Размер шрифта
-
+

Год волка - стр. 33

– Потом только Гнедка понужайте, да дохлых волков собирайте. Вот.

Председатель ушел. Колька с батей, как приговоренные, смотрели на коричневый пакет и не знали, что с ним делать. В сенях шабаркнулась мать, пришла с работы. Колька схватил пакет, хотел куда-то спрятать, от лишних вопросов, но не успел. Пришлось все рассказать.

– Вот теперь думаем, как этих тварей заставить глотать эти пилюли.

– Ой, какие проблемы-то? На ферме каждый день то падеж, то забой. Взять кусок внутренностей, туда пилюлю, и на мороз. А потом раскидать эти «котлетки» на волчьих следах. Мужики обрадовались: оказывается все так просто.

Тем временем зима забирала свои права. Снегу прибавлялось, хоть и понемногу, дорога на Булдырино уже не была совсем черной, лишь местами еще торчали голые, задубевшие на морозе ошметки, напоминания о слякотной осени. Гнедко уже не выбирал заснеженные обочины, а резво трусил самой серединой, бодро подергивал сани с охотниками.

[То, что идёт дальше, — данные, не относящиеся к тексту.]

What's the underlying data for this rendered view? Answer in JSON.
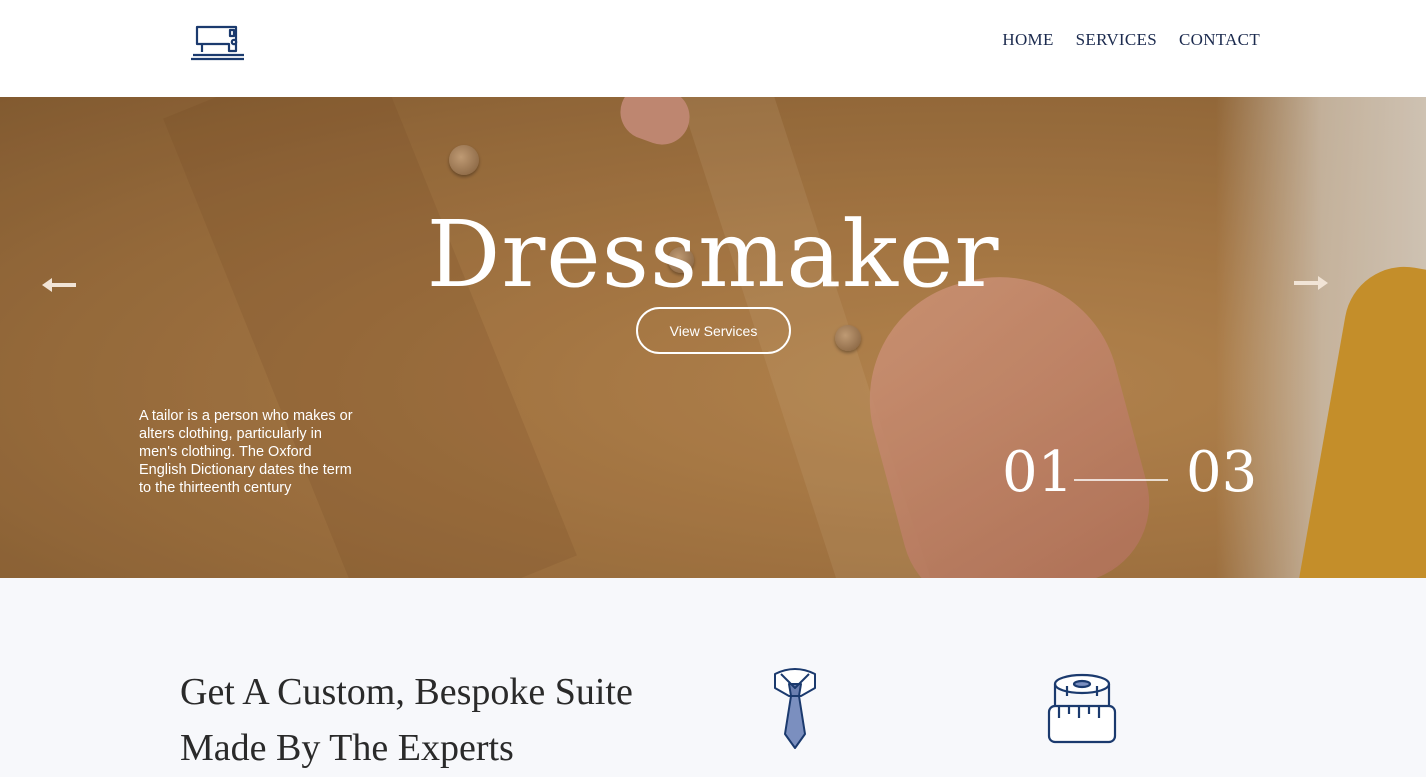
{
  "header": {
    "logo_icon": "sewing-machine-icon",
    "nav": [
      "HOME",
      "SERVICES",
      "CONTACT"
    ]
  },
  "hero": {
    "title": "Dressmaker",
    "button_label": "View Services",
    "description": "A tailor is a person who makes or alters clothing, particularly in men's clothing. The Oxford English Dictionary dates the term to the thirteenth century",
    "slide_current": "01",
    "slide_total": "03",
    "prev_icon": "arrow-left-icon",
    "next_icon": "arrow-right-icon"
  },
  "services_section": {
    "title": "Get A Custom, Bespoke Suite Made By The Experts",
    "icons": [
      "tie-icon",
      "measuring-tape-icon"
    ]
  },
  "colors": {
    "brand_navy": "#1b2a4e",
    "hero_tone": "#b8874e",
    "section_bg": "#f7f8fb"
  }
}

Морозец прижимал, и уже не пахло сырым снегом, и воздух не стоял на месте, а куда-то летел, летел, переметая следы. И березы на обочинах шуршали голыми ветками, раскачивались под ветром, ждали настоящих, крепких морозов.

Две пилюли с ядом, замороженные в коровьих кишках, положили на тропе, возле одинокой березы. Место приметное, легко запомнить. По этой тропе волки ходят из большого, камышового болота в сторону Булдыринских ферм. А еще четыре «котлеты» увезли на падинник, к фермам, куда бабы павшую скотину стаскивают.

Раскладывая приманку, батя необъяснимо торопился, словно боялся чего-то. Или волков боялся. Кольке тоже было не по себе, всего передергивало, потряхивало.

Колька настаивал уже назавтра ехать с проверкой, но батя сказал, что поедут только дня через три. Однако через два дня к дому подвернул на старой, облезлой кобыле Никитич. С порога раскричался, что волки по всей округе валяются, а охотники задницы на печи греют. Когда успокоился, еще раз рассказал. Одного волка бабы видели, за фермой, в яме, не понятно, живой, или дохлый.

– Я и кинулся за вами ехать. А дорогой еще на одного налетел, лежит чуть в стороне, вроде пропавший, не шевелится.

– Чего же не привез? Закинул бы, коль уж едешь.

Никитич недобро глянул на Колькиного батю, покачал головой:

– Не. Вы натворили, вы и собирайте. А вдруг он очухается, да давай меня паздерать! Не, уж давайте сами, у вас ружье.

На двух подводах тронулись за добычей, веревку взяли, чтобы привязать. Волки еще не промерзли, не захрясли, только лапы были как костяные. Шкуры забиты снегом, видно, как они катались, как мучились, получив дозу яда. Каждый из мужиков посчитал, что он должен пнуть поверженного разбойника, и пинали мягкими валенками, приговаривая что-то непотребное, грешное. Глядя на это со стороны, можно было усмотреть в этом действе какое-то самоутверждение, какое-то преодоление того барьера, за которым находится понятие трусости, паники, страха. Колька тоже молотил валенком в мягкий бок волчицы и что-то шептал, похоже, что по-детски матерился.